Paul Graham, the co-creator of what is now the Yahoo Store, has published a strikingly effective new method of filtering
spam.
I myself have long been critical of anti-spam and "family" filters, most of which are ineffective at best, and brain-dead
at worst. One filter I evaluated stopped the users' PC when the word "bomb" was encountered, supposedly to stop children from
using the Internet to learn how to make bombs. Unfortunately, this also stopped students from researching the Unabomber or
other legitimate topics. Dumb.
Graham's new method, by contrast, is an intelligent application of the science of probability theory. In his latest iteration,
his filter correctly flags 99.5 percent of spam, with 0.0 percent "false positives."
False positives are important, personal messages that anti-spam efforts incorrectly filter out. This is a huge problem for
ordinary methods. As Graham explains, "For most users, missing legitimate email is an order of magnitude worse than receiving
spams, so a filter that yields false positives is like an acne cure that carries a risk of death to the patient."

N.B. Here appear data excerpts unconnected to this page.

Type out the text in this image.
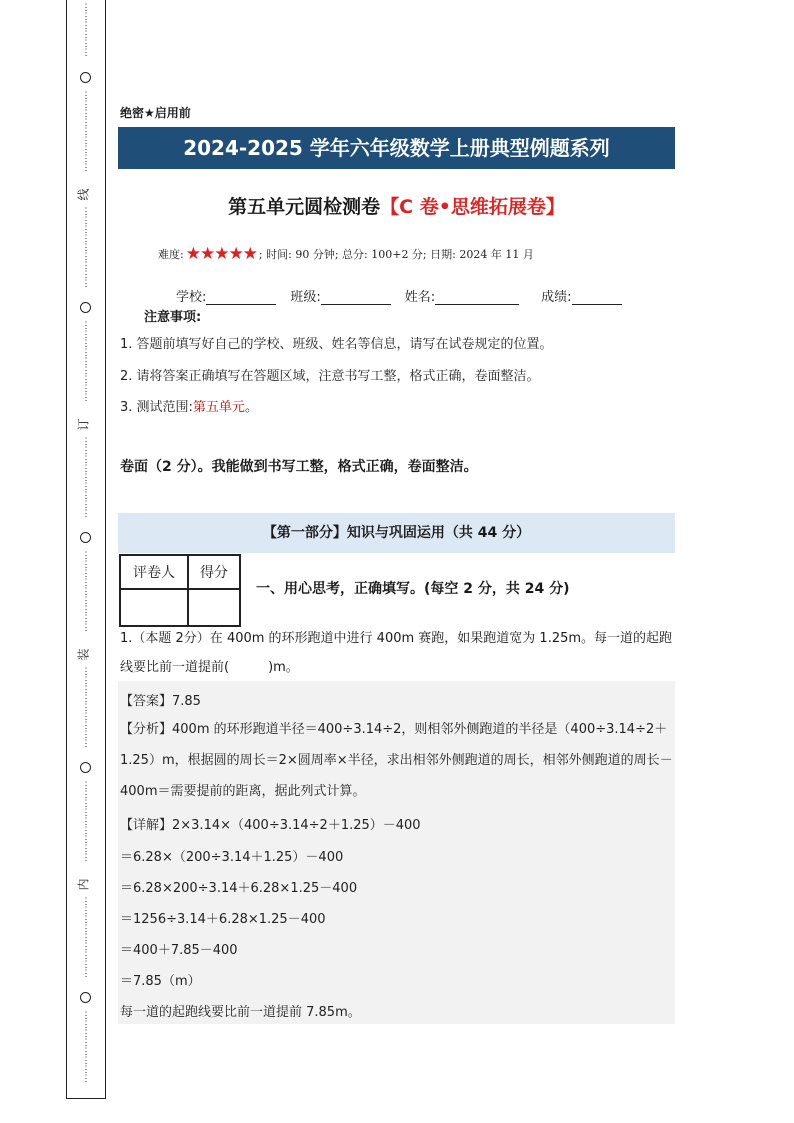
⋮
⋮
⋮
⋮
⋮
⋮
⋮
⋮
⋮
⋮
⋮
⋮
⋮
⋮
⋮
线
⋮
⋮
⋮
⋮
⋮
⋮
⋮
⋮
⋮
⋮
⋮
⋮
⋮
⋮
⋮
⋮
⋮
⋮
订
⋮
⋮
⋮
⋮
⋮
⋮
⋮
⋮
⋮
⋮
⋮
⋮
⋮
⋮
⋮
⋮
⋮
⋮
装
⋮
⋮
⋮
⋮
⋮
⋮
⋮
⋮
⋮
⋮
⋮
⋮
⋮
⋮
⋮
⋮
⋮
⋮
内
⋮
⋮
⋮
⋮
⋮
⋮
⋮
⋮
⋮
⋮
⋮
⋮
⋮
⋮
⋮
⋮
⋮
绝密★启用前
2024-2025 学年六年级数学上册典型例题系列
第五单元圆检测卷【C 卷•思维拓展卷】
难度: ★★★★★ ; 时间: 90 分钟; 总分: 100+2 分; 日期: 2024 年 11 月
学校:	班级:	姓名:	成绩:
注意事项:
1. 答题前填写好自己的学校、班级、姓名等信息，请写在试卷规定的位置。
2. 请将答案正确填写在答题区域，注意书写工整，格式正确，卷面整洁。
3. 测试范围:第五单元。
卷面（2 分）。我能做到书写工整，格式正确，卷面整洁。
【第一部分】知识与巩固运用（共 44 分）
评卷人	得分

一、用心思考，正确填写。(每空 2 分，共 24 分)
1.（本题 2分）在 400m 的环形跑道中进行 400m 赛跑，如果跑道宽为 1.25m。每一道的起跑线要比前一道提前(　　　)m。
【答案】7.85
【分析】400m 的环形跑道半径＝400÷3.14÷2，则相邻外侧跑道的半径是（400÷3.14÷2＋1.25）m，根据圆的周长＝2×圆周率×半径，求出相邻外侧跑道的周长，相邻外侧跑道的周长－400m＝需要提前的距离，据此列式计算。
【详解】2×3.14×（400÷3.14÷2＋1.25）－400
＝6.28×（200÷3.14＋1.25）－400
＝6.28×200÷3.14＋6.28×1.25－400
＝1256÷3.14＋6.28×1.25－400
＝400＋7.85－400
＝7.85（m）
每一道的起跑线要比前一道提前 7.85m。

Like many anti-spam crusaders, Graham himself started with an ordinary filter approach, looking for specific "bad words."
This initially showed some promise. Simply filtering out all e-mails that contain the word "click," he says, correctly eliminates
79.7 percent of spam messages, while wrongly trashing only 1.2 percent of legitimate mail.
Those success rates, however, quickly degrade as more and more words are added to the "bad" list. This makes the crude filtering
approach unusable.
The solution, Graham found, was to expand the technique in a statistically sophisticated way. Because all spam is trying
to hype something, certain words have a high probability of indicating a spam message. Other words almost never appear in
spam.
Words such as "though" and "apparently," for example, increase the probability that a message is legitimate, because spam
isn't big on subtlety. At the same time, a genuine message isn't rejected simply because it uses a single instance of a term
that might also appear in an adult-oriented spam message.
Instead of mere "dumb" filtering, Graham's elegant method analyzes the 15 "most interesting" words in each message. Through
a technique known as Bayesian analysis, the weights of these 15 words are then used to compute the probability that a message
is spam. This analysis is where his 99.5 percent accuracy rate comes from.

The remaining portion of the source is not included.